Después de espantarme por tanto romanticismo, me registré ante la Junta Electoral. Como buena primeriza solo observé a los otros fiscales. La mayoría tenía un listado impreso en el que iban marcando el número de votantes, para hacer conicidir sus cifras con las de la autoridad electoral, al final del evento. En mi caso, cada cierto tiempo iba preguntando cuantos votantes llevaban las cuatro mesas en las que me acredité.

A eso de las 11 de la mañana, noté que en la mesa 807, tres fiscales de algunos partidos políticos estaban ayudando a doblar y contar boletas. Esto en la lógica de cualquier persona, no es posible. Hice la consulta y se me confirmó que eso no está dentro de las atribuciones de un fiscal. Claramente como fiscal, asumo intereses por mi partido, lo cual pudo implicar un posible fraude si tuviera acceso a las boletas.

Aquellas jóvenes tenían lapiceros en sus manos, doblaban las boletas, se daban aire con ellas, se reían con los de la mesa. Un escenario de corrupción incipiente. Me acerqué con el presidente de la mesa para hacerle ver su error, él me respondió, que ellas solo ayudaban y dijo “ahorita vamos a ver eso”. Ni siquiera volteó a verlas.

Desde luego, quedé inconforme. Hablé con el coordinador del centro de votación, y como si se tratara de algo simple, dijo que él incluso lo había hecho alguna vez cuando trabajó en mesa: “se pone a trabajar a los fiscales. Para agilizar el proceso”, agregó.

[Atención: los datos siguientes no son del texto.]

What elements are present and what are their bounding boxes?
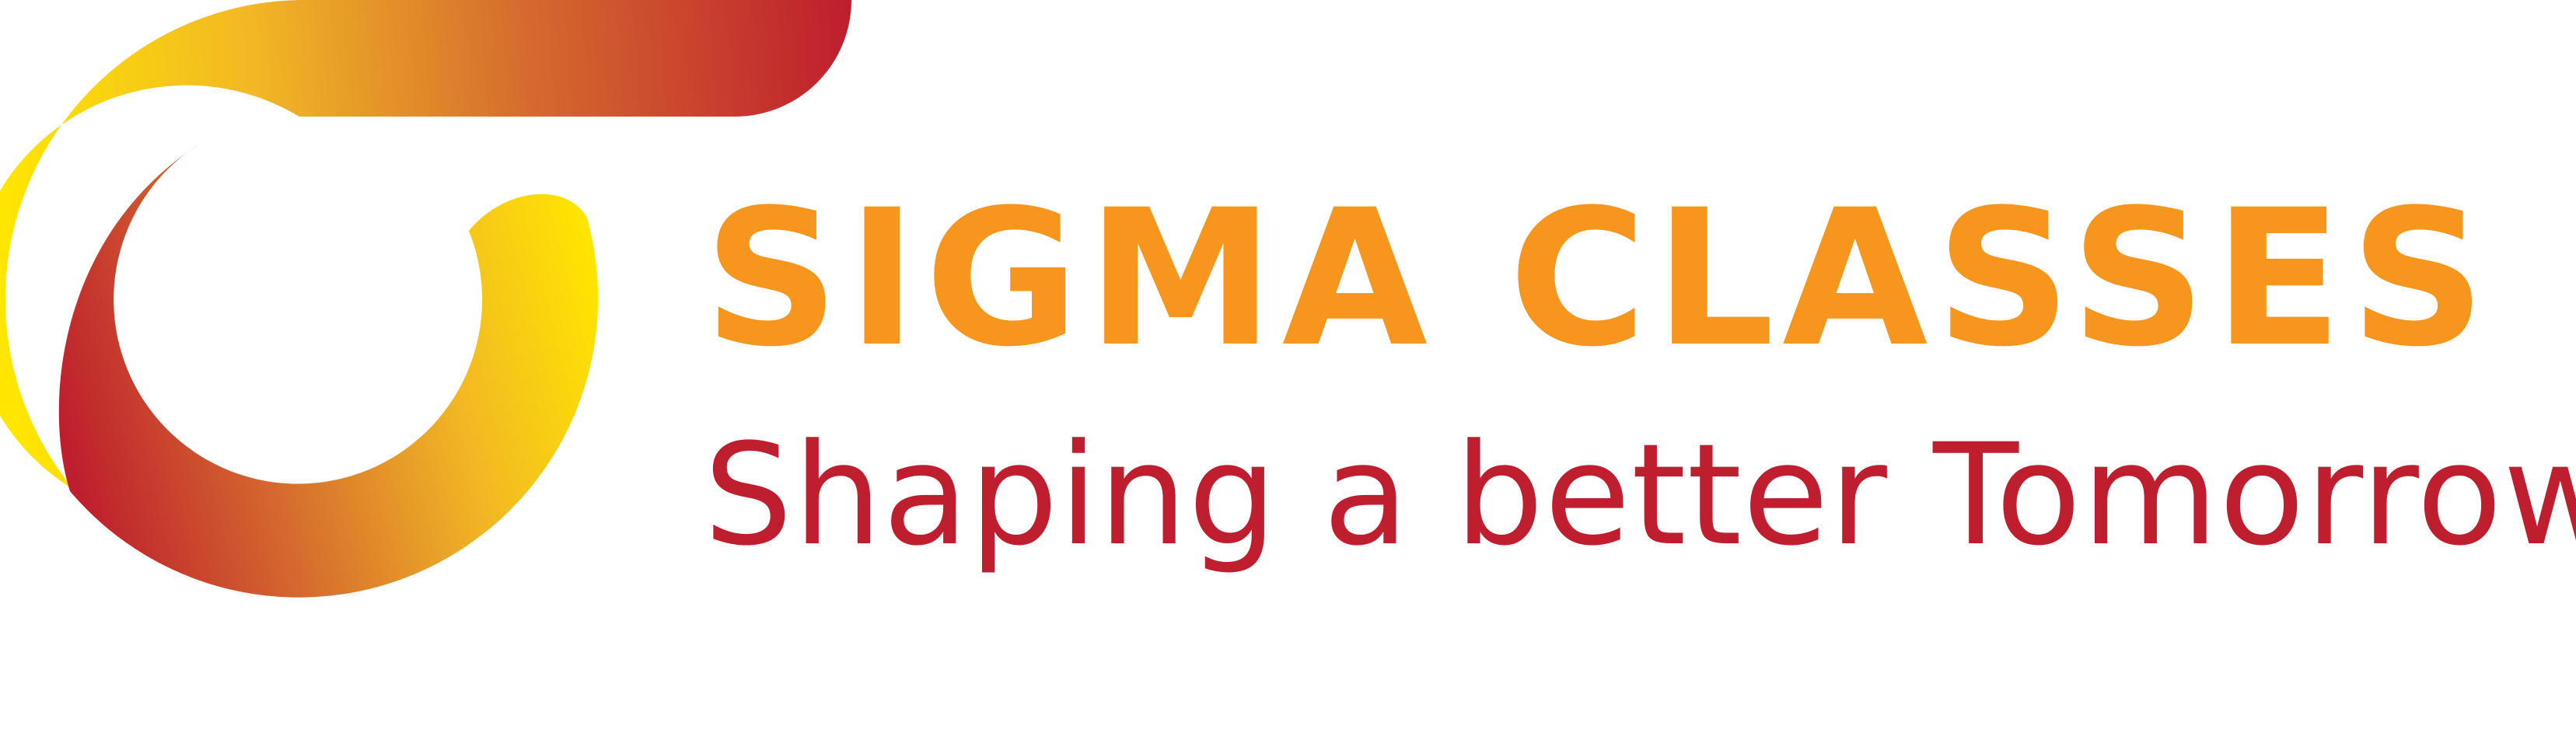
sigma-swoosh-logo-icon [0,0,851,598]
logo-lower-swoosh [58,142,599,598]
brand-name: SIGMA CLASSES [704,169,2494,389]
brand-tagline: Shaping a better Tomorrow [704,414,2576,577]
logo-upper-swoosh [0,0,851,490]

Un fiscal no está allí como empleado del TSE, pensé. Un fiscal es un observador, un voluntario, un ciudadano a quien le interesa hacer valer esos derechos que la mayoría desconoce, y sencillamente está allí para verificar que la mesa haya sido limpia para su partido.

Casualmente en esa misma mesa, unas horas antes de mi queja, una periodista votante había denunciado que le habían dado una boleta sin firma. Por esta razón, un par de horas después se acercaron tres fiscales del Ministerio Público (MP). Escuché cuando les preguntaron si había ocurrido algún problema. Los de la Juta Electoral respondieron que no.  Minutos después tuve la oportunidad de preguntarle al representante de la fiscalía si era correcto que personas de partidos políticos estuvieran manipulando las boletas. Él muy amablemente llamó a alguien y me dijo: voy seguir investigando. Entonces me fui.

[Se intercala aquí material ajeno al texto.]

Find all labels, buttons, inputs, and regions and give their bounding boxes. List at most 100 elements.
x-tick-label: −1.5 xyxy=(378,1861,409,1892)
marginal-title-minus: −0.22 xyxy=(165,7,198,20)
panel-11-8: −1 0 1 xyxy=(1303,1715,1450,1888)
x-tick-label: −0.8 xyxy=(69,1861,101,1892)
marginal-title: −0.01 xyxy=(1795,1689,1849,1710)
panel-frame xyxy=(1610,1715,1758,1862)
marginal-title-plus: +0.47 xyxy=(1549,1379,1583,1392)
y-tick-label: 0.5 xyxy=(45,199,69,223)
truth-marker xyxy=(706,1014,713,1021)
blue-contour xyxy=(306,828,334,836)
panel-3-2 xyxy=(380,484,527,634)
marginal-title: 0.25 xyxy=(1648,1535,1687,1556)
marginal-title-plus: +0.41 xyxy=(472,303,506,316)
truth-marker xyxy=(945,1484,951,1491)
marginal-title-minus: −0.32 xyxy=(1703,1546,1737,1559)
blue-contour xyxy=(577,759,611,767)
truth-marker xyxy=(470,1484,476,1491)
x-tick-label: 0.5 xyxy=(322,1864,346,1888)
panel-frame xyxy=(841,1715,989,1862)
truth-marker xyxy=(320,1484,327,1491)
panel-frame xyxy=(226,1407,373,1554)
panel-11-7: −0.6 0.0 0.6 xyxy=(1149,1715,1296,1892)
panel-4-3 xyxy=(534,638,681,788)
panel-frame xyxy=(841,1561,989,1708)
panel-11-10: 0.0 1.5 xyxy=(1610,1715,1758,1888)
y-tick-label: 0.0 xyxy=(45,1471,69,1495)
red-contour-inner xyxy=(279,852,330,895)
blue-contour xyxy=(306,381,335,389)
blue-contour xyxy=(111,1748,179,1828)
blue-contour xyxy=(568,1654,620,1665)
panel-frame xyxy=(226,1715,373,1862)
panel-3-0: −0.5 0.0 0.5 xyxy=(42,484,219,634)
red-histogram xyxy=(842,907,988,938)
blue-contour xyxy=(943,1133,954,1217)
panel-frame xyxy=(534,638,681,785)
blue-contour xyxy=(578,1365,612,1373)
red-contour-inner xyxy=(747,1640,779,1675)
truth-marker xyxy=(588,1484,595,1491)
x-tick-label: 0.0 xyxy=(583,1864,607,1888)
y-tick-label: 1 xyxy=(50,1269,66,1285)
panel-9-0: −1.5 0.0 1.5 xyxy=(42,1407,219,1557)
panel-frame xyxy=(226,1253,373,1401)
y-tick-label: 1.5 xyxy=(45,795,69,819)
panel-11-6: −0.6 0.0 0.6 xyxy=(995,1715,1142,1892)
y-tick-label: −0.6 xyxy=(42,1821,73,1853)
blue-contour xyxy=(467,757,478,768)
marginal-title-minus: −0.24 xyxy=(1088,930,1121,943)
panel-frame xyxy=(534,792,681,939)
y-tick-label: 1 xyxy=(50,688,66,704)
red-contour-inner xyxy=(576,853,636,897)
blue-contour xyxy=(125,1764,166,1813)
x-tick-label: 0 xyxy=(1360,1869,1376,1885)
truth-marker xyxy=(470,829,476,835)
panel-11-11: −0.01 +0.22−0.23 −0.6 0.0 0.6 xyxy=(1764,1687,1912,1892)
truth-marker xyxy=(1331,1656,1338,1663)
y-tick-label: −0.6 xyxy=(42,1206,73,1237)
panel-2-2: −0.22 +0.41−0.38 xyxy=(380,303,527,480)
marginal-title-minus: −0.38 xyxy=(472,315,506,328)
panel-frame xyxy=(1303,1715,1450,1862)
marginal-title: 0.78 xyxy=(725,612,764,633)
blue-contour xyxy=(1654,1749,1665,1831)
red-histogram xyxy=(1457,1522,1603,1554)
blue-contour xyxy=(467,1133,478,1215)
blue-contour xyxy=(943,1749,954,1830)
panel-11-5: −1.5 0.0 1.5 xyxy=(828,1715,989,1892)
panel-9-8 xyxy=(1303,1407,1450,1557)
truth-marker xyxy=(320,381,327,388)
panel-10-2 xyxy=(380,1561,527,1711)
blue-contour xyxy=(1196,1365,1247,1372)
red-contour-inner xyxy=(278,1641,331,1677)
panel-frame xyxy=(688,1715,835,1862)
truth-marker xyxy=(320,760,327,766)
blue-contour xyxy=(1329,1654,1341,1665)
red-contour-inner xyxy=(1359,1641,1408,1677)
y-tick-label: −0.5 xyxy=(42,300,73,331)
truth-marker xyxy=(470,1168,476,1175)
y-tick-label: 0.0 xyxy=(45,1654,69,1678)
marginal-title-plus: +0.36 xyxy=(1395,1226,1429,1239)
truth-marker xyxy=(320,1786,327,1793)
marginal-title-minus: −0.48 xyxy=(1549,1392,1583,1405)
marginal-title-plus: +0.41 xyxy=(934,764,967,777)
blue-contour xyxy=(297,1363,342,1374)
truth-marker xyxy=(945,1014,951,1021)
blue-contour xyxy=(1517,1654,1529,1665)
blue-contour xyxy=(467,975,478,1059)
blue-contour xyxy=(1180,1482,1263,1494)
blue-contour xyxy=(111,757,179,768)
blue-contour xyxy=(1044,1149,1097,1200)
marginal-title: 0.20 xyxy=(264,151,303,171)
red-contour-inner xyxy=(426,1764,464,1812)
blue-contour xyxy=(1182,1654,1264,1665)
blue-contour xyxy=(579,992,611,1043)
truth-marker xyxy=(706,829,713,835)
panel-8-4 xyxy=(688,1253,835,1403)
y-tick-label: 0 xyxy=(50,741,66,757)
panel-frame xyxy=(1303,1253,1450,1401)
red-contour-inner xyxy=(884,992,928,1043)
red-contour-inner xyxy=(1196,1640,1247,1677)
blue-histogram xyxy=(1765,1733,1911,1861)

Las jóvenes representantes de los partidos volvieron a doblar papeletas frente a los fiscales del MP. Según el fiscal con el que hablé, les llamo la atención y les pidió no volver hacerlo. Al final, dejaron de tocar las boletas, cuando el fiscal de MP, les dijo “dejen de estar jugando con fuego”. ¿Qué sensación le deja a uno ver esto? Guatemala es un país difícil, por arrogancia. Desconocemos nuestros derechos por lo tanto estamos mal acostumbrados a dejar pasar los detalles.

Quizás un día ejerzamos la ciudadanía con responsabilidad, y por nuestra voluntad dejemos las mañas, como queriendo pasarnos de listos, cuando lo que de verdad reflejamos es una profunda ignorancia y algunas trazas de corrupción.